Ferghana is not a registrant pursuant to National Instrument 31-103. The Corporation will continue to seek the engagement of a Canadian registrant to solicit subscriptions as part of the Concurrent Financing.
This news release shall not constitute an offer to sell or the solicitation of an offer to buy any securities, nor shall there be any sale of securities in any state in the United States in which such offer, solicitation or sale would be unlawful. The securities referred to herein have not been and will not be registered under the United States Securities Act of 1933, as amended, and may not be offered or sold in the United States absent registration or an applicable exemption from registration requirements.

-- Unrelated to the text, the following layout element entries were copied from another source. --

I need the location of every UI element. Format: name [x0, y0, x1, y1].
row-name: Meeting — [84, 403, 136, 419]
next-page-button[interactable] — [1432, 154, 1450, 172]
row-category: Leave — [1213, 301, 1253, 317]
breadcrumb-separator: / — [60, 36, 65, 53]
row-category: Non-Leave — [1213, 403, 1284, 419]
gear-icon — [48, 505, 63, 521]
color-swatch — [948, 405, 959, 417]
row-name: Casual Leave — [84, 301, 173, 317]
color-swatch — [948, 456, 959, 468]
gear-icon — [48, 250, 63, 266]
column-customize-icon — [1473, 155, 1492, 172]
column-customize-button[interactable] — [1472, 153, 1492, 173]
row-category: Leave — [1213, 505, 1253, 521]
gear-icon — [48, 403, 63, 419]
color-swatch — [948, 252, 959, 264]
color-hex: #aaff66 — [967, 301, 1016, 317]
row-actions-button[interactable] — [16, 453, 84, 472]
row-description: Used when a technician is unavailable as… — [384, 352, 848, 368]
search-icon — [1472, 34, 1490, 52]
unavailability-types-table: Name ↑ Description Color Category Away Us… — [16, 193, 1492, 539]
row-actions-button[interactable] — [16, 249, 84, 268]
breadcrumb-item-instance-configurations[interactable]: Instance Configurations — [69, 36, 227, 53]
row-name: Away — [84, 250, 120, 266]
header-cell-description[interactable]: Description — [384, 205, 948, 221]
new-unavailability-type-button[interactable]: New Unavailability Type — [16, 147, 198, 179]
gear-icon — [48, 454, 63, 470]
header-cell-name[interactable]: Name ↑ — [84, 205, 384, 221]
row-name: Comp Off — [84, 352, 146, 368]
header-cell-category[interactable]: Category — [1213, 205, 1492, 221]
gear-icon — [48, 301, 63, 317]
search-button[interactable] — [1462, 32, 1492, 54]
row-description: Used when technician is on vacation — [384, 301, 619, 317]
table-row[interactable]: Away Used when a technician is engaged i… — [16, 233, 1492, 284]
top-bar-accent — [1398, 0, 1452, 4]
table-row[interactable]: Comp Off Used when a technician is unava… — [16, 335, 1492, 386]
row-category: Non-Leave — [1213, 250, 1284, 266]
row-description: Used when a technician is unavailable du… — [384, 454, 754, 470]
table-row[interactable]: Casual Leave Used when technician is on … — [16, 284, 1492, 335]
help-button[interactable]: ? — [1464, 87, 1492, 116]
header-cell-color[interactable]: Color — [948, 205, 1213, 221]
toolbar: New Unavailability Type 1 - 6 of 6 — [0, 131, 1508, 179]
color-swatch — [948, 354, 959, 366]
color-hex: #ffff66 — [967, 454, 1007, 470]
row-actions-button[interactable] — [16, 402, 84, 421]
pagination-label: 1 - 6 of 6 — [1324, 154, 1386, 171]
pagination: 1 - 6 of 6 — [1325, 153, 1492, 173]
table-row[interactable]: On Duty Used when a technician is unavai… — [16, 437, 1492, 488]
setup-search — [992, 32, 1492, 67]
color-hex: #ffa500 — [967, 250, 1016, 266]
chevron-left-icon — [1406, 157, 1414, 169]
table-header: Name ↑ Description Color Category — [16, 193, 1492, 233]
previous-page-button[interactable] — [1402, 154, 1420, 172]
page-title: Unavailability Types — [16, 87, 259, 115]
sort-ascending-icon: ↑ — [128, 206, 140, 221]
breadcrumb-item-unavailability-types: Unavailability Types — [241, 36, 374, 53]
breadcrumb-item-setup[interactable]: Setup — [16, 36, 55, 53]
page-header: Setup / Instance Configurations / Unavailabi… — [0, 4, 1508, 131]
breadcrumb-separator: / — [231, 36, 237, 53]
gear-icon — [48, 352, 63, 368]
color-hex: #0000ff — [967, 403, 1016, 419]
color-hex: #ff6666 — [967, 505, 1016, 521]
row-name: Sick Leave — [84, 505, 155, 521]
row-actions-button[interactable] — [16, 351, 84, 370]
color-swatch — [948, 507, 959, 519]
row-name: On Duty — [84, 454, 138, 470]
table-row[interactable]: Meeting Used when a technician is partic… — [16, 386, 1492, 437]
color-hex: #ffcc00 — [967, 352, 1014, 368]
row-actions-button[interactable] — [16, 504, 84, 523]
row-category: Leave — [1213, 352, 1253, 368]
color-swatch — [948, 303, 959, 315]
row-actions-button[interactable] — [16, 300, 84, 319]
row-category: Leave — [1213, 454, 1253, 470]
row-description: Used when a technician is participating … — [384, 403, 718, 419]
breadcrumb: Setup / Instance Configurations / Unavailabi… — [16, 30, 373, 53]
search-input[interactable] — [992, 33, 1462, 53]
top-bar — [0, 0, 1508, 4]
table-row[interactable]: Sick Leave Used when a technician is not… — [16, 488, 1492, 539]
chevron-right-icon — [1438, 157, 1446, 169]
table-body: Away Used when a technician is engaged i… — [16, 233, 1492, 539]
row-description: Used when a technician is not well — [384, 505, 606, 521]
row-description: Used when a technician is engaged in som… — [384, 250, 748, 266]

ABOUT MERCAL The Corporation is a capital pool company (a "CPC") that has not commenced commercial operations and has no assets other than cash. Except as specifically contemplated in the TSX Venture Exchange Inc.'s CPC policy, until the completion of its qualifying transaction, the Corporation will not carry on business, other than the identification and evaluation of businesses or assets with a view to completing a proposed qualifying transaction.
ABOUT FOLIA Folia is a clinical stage biopharmaceutical company focused on exploiting its proprietary immuno-therapeutic platform to bring to market highly efficacious therapeutic products that fulfill large unmet needs principally in oncology and certain infectious diseases.